Salute

In Abruzzo ci si potrà curare con la cannabis

Cannabis terapeuticaIL GOVERNO NON IMPUGNA LA LEGGE REGIONALE: UNA NOVITÀ RISPETTO AGLI ESECUTIVI DI B. E MONTI. PLAUDE PERFINO GIOVANARDI.

 Doveva esserci qualcosa nell’aria, ieri, a Roma. Forse l’incipiente primavera ha spinto anche Carlo Giovanardi, in genere così amante delle posizioni forti, a riconoscere la bontà di quanto (non) fatto dal governo. In sostanza, il Consiglio dei ministri di ieri ha deciso di non impugnare davanti alla Corte costituzionale la legge della regione Abruzzo che disciplina l’utilizzo di farmaci e preparati galenici a base di cannabinoidi. Il tutto avviene in base a una legge nazionale che lo consente, ma è una piccola novità perché finora i governi di centrodestra (e pure quello Monti nel caso di Liguria e Veneto) avevano sempre denunciato questo tipo di norme regionali alla Consulta. Sia chiaro, l’Abruzzo non è il Colorado italiano: non ha legalizzato la cannabis per scopo, diciamo, ludico. Ha semplicemente introdotto una norma di civiltà visto che in molti campi, dalla terapia del dolore ad alcune patologie neurologiche, i cannabinoidi hanno ottimi effetti e, il che non guasta, sono pure meno costosi dei loro concorrenti. Spiega Maurizio Acerbo, consigliere regionale di Rifondazione comunista e promotore della legge insieme al collega del Pdci Antonio Saia (ma l’hanno firmata anche esponenti del Pdl come Riccardo Chiavaroli e Walter Di Bastiano): “Come hanno riconosciuto le associazioni dei pazienti, il nostro è un testo molto avanzato, ora però bisogna fare un regolamento attuativo che non introduca chiusure”.    I PUNTI DI FORZA della legge abruzzese, secondo Acerbo, sono tre: “Non abbiamo inserito limitazioni alla prescrizione, nel secondo che decidono i medici”; “una volta che il medico specialista ha stabilito il piano terapeutico, poi la ricetta uno può farsela fare anche dal medico di base”; “il trattamento può essere effettuato anche a casa propria”. In più, non del tutto ovviamente, la fornitura dei farmaci è gratuita: a questo fine la legge ha stanziato 50mila euro l’anno nel 2014 e 2015. Il governo Renzi, come detto, ha deciso di lasciarla passare e persino Carlo Giovanardi ha rinunciato a una delle sue facili battaglie: “È una legge in sintonia con la legislazione nazionale in vigore. La norma ammette la cannabis per ragioni curative dietro presentazione della ricetta medica.
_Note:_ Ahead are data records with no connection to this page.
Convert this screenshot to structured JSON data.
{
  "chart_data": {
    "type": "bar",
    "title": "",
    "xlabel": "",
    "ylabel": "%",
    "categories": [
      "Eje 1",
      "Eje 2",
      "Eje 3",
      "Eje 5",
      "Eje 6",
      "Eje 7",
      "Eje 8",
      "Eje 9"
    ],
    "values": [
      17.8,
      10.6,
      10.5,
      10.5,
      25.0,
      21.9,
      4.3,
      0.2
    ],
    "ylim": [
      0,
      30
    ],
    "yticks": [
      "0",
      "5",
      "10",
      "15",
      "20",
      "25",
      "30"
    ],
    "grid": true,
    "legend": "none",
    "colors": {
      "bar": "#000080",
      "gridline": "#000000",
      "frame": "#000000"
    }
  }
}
E ha fatto il bene il governo a non impugnarla”.
Qual è il problema? Uno non tanto piccolo: in sostanza in Italia non c’è produzione di farmaci basati sui cannabinoidi e ancor più difficile è, ovviamente, trovarli in farmaci per realizzare i relativi preparati. Ancora Acerbo: “Noi nella legge abbiamo inserito l’autorizzazione per la Regione ‘ad avviare azioni sperimentali o specifici progetti pilota con i soggetti autorizzati’. Qualcuno mi deve spiegare perché, se si riconosce il valore scientifico di questi farmaci, poi mi si costringe ad importarli dall’estero”. Questione che si lega non tanto coi tentativi di liberalizzazione più o meno completa dell’uso ludico della cannabis, ma di certo con proposte come quella del senatore Luigi Manconi (Pd) che si propone obiettivi simili e in più affronta il tema delle “persone giuridiche private” da autorizzare alla coltivazione di cannabis per scopi terapeutici, legittimando anche quella per uso personale.